How Pakistan’s spelling mistakes could lead to fraud
A rose by any other name would smell as sweet. But, will it smell as sweet with another spelling?
Spelling matters in writing, and even more so in record-keeping. But not in Pakistan, where misspelling nouns is a national sport.
Elsewhere, variant spellings of the same word are common. However, variant spellings of the name of the same person or town are uncommon. In Pakistan, however, it’s a different “storey.”
I came face-to-face with our dyslexia when I tried to obtain my father's death certificate. His first name was Ajaz. I spelled it for the benefit of the administration assistants working at the hospitals and various municipal offices.
They instead took it merely as a suggestion and issued documents with their preferred spellings of my deceased father’s name. These included Ijaz, Ejaz, and Aijaz, to name a few.
It may sound unimportant, but spelling mistakes can impose significant economic costs in the world that is increasingly relying on analytics.
Take retail-banking fraud as an example. An individual can have fraudulent documents issued with variant spellings, e.g., Umer and Umar. When new documentation, such as a bank account, is created using the existing documents in Urdu, applicants can use any spelling of their liking in English.

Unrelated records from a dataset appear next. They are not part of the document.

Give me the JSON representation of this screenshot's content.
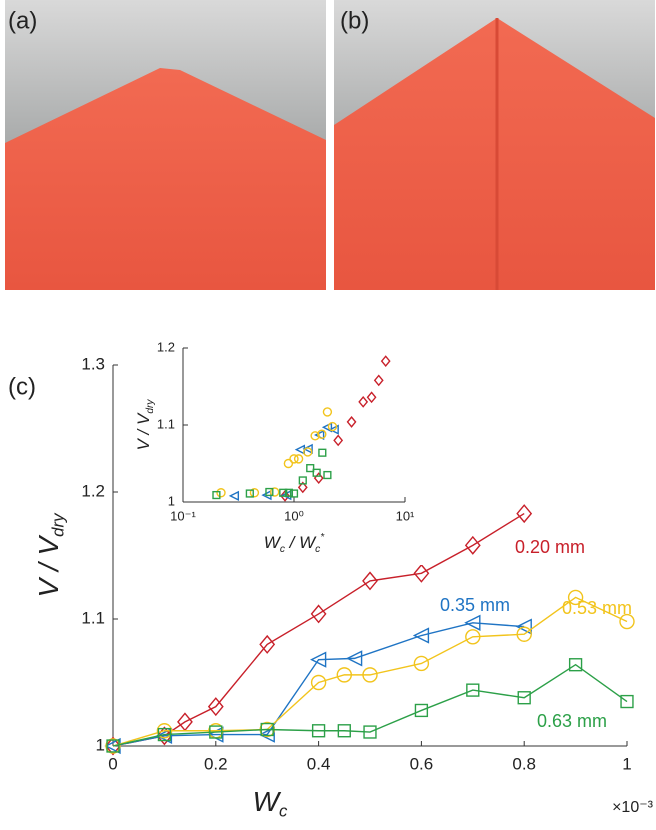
{
  "panel_labels": [
    "(a)",
    "(b)",
    "(c)"
  ],
  "chart_data": [
    {
      "type": "line",
      "y_label": {
        "main": "V / V",
        "sub": "dry"
      },
      "x_label": {
        "main": "W",
        "sub": "c"
      },
      "x_scale_note": "×10⁻³",
      "xlim": [
        0,
        1
      ],
      "ylim": [
        1,
        1.3
      ],
      "xticks": [
        0,
        0.2,
        0.4,
        0.6,
        0.8,
        1
      ],
      "yticks": [
        1,
        1.1,
        1.2,
        1.3
      ],
      "series": [
        {
          "name": "0.20 mm",
          "color": "#c8202a",
          "marker": "diamond",
          "x": [
            0,
            0.1,
            0.14,
            0.2,
            0.3,
            0.4,
            0.5,
            0.6,
            0.7,
            0.8
          ],
          "values": [
            1,
            1.008,
            1.019,
            1.031,
            1.08,
            1.104,
            1.13,
            1.136,
            1.158,
            1.183
          ]
        },
        {
          "name": "0.35 mm",
          "color": "#1f74c4",
          "marker": "triangle-left",
          "x": [
            0,
            0.1,
            0.2,
            0.3,
            0.4,
            0.47,
            0.6,
            0.7,
            0.8
          ],
          "values": [
            1,
            1.008,
            1.009,
            1.009,
            1.068,
            1.069,
            1.087,
            1.097,
            1.094
          ]
        },
        {
          "name": "0.53 mm",
          "color": "#f2c41c",
          "marker": "circle",
          "x": [
            0,
            0.1,
            0.2,
            0.3,
            0.4,
            0.45,
            0.5,
            0.6,
            0.7,
            0.8,
            0.9,
            1
          ],
          "values": [
            1,
            1.012,
            1.012,
            1.013,
            1.05,
            1.056,
            1.056,
            1.065,
            1.086,
            1.088,
            1.117,
            1.098
          ]
        },
        {
          "name": "0.63 mm",
          "color": "#2ca048",
          "marker": "square",
          "x": [
            0,
            0.1,
            0.2,
            0.3,
            0.4,
            0.45,
            0.5,
            0.6,
            0.7,
            0.8,
            0.9,
            1
          ],
          "values": [
            1,
            1.009,
            1.011,
            1.013,
            1.012,
            1.012,
            1.011,
            1.028,
            1.044,
            1.038,
            1.064,
            1.035
          ]
        }
      ]
    },
    {
      "type": "scatter",
      "y_label": {
        "main": "V / V",
        "sub": "dry"
      },
      "x_label": {
        "main": "W",
        "sub": "c",
        "mid": " / W",
        "sub2": "c",
        "sup": "*"
      },
      "log_x": true,
      "xlim": [
        0.1,
        10
      ],
      "ylim": [
        1,
        1.2
      ],
      "xticks": [
        {
          "value": 0.1,
          "label": "10⁻¹"
        },
        {
          "value": 1,
          "label": "10⁰"
        },
        {
          "value": 10,
          "label": "10¹"
        }
      ],
      "yticks": [
        1,
        1.1,
        1.2
      ],
      "series": [
        {
          "color": "#c8202a",
          "marker": "diamond",
          "x": [
            0.83,
            1.2,
            1.67,
            2.5,
            3.3,
            4.2,
            5,
            5.8,
            6.7
          ],
          "values": [
            1.008,
            1.019,
            1.031,
            1.08,
            1.104,
            1.13,
            1.136,
            1.158,
            1.183
          ]
        },
        {
          "color": "#1f74c4",
          "marker": "triangle-left",
          "x": [
            0.29,
            0.57,
            0.86,
            1.14,
            1.34,
            1.7,
            2.0,
            2.3
          ],
          "values": [
            1.008,
            1.009,
            1.009,
            1.068,
            1.069,
            1.087,
            1.097,
            1.094
          ]
        },
        {
          "color": "#f2c41c",
          "marker": "circle",
          "x": [
            0.22,
            0.44,
            0.67,
            0.89,
            1.0,
            1.1,
            1.33,
            1.55,
            1.78,
            2.0,
            2.22
          ],
          "values": [
            1.012,
            1.012,
            1.013,
            1.05,
            1.056,
            1.056,
            1.065,
            1.086,
            1.088,
            1.117,
            1.098
          ]
        },
        {
          "color": "#2ca048",
          "marker": "square",
          "x": [
            0.2,
            0.4,
            0.6,
            0.8,
            0.9,
            1.0,
            1.2,
            1.4,
            1.6,
            1.8,
            2.0
          ],
          "values": [
            1.009,
            1.011,
            1.013,
            1.012,
            1.012,
            1.011,
            1.028,
            1.044,
            1.038,
            1.064,
            1.035
          ]
        }
      ]
    }
  ]
}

This would pose serious hardships in fraud detection, when the same person walks around with multiple identification documents made possible by variant spellings.
I decided to test my hypothesis about the spelling challenges of Pakistanis. It so happened that I got my hands on a data set that was available online for a brief time. The data set included the names and other details of 15,176 members of the armed forces who had died in the line of duty. Also included was the city district of the deceased’s origin.
A quick analysis of the data set revealed that spelling Campbellpur has been a real change for Pakistanis. No wonder they changed its name to Attock because the nation was stuck getting the spellings right for the city named after Sir Colin Campbell.
I used Open Refine software to deal with misspelled cities. The raw data set listed 450 cities as the city of origin. After running several clustering algorithms to identify and correct misspelled names, I was able to reduce the number of cities to 204. So imagine, almost every town in the database, relatively speaking, had a misspelled variant.
It came as no surprise that the most frequently listed city of origin, 1,393 to be precise, of the deceased soldiers was Rawalpindi.
The garrison city is at the centre of the arid districts that have historically been for the lack of agriculture the primary catchment for military’s recruitment. Following Rawalpindi was Poonch (Punch), a small town in Azad Jammu and Kashmir. What is interesting about this data is the disproportionately large number of deceased soldiers, relative to the town’s population, belonging to AJK (Azad Kashmir). This, however, is a subject for another blog.